AgentHub is MIT-licensed and live. If offline-first sync or CRDTs are on your "I should learn that" list, it's a small, readable place to start:
👉 https://github.com/payallenka/AgentHub
Found a hole I missed? Open an issue. That's the whole point of putting it out there.
If this was useful, a ❤️ or 🦄 helps it reach the next dev. What's the worst "secure" code you've shipped? I'll go first — see above.
Top comments (1)
The "locked the front door, left the vault open" line is going to stick with me. This failure mode is so common because keeping the key off the client feels like the whole job, and the unauthenticated relay sitting behind it never shows up in local testing.

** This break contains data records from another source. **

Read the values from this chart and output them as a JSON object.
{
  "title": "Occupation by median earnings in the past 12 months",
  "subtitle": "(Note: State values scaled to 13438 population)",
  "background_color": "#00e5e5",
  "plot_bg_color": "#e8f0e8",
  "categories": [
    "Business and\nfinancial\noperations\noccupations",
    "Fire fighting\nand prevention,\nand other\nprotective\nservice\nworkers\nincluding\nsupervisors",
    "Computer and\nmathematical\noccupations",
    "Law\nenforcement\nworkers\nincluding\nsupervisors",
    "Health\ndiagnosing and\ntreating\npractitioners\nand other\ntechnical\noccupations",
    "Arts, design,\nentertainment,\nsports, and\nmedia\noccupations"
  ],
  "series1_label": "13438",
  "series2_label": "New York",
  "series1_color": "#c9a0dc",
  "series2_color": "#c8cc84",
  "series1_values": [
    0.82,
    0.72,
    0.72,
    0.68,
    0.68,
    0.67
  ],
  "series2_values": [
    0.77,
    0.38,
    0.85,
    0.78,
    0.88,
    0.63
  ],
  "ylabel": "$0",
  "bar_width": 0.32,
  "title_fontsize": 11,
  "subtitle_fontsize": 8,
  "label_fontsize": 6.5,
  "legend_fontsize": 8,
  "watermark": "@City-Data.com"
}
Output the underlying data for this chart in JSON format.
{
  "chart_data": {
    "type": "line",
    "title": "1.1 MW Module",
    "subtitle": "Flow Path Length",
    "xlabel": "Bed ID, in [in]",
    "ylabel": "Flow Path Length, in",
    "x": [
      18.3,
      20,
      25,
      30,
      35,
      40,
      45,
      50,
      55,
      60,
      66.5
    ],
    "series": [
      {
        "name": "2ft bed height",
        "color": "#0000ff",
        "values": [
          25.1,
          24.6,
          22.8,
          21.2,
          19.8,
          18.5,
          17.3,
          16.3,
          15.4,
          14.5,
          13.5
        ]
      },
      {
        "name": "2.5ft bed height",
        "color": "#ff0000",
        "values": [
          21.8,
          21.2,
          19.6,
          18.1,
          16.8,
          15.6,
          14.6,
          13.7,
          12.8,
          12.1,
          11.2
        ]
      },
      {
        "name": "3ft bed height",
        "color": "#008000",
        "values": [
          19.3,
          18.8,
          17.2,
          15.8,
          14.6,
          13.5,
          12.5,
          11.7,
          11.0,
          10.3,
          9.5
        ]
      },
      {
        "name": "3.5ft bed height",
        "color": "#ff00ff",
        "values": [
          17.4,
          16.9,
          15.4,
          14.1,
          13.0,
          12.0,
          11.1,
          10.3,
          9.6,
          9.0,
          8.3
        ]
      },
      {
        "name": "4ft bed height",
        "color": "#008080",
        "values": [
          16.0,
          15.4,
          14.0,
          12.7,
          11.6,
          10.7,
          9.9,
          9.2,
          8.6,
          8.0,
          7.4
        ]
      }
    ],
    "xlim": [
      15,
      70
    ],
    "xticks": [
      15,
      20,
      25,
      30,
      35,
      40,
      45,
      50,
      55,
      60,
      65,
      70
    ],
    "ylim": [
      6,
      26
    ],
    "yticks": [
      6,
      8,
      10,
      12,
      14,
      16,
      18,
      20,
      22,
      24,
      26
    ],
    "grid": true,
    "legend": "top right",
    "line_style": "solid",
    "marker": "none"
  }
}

It only bites once a stranger finds the URL.
One thing I'd add weight to: your git-history point is the one people underestimate most. Deleting a key from history doesn't un-leak it. Anyone who cloned or forked between the commit and the cleanup still has it, and bots scrape new public repos for live keys within minutes. So the rule isn't "scrub history," it's "rotate the key, then scrub" — treat any key that ever touched a commit as already burned.
Small note on the in-memory rate limiter: since the Map resets on restart, a crash-loop (or an attacker who can trigger restarts) quietly resets everyone's bucket to zero. Totally fine for a single hobby node, just worth knowing the failure mode before it goes anywhere real.
The committed-credential thing is easily the most common issue I run into as well. When we scan public MCP and agent servers at mcpsafe.io, a key sitting in source or history is consistently near the top of what turns up across the servers we look at. Your instinct to read your own backend "like a stranger would" is exactly the right move, and almost nobody actually does it.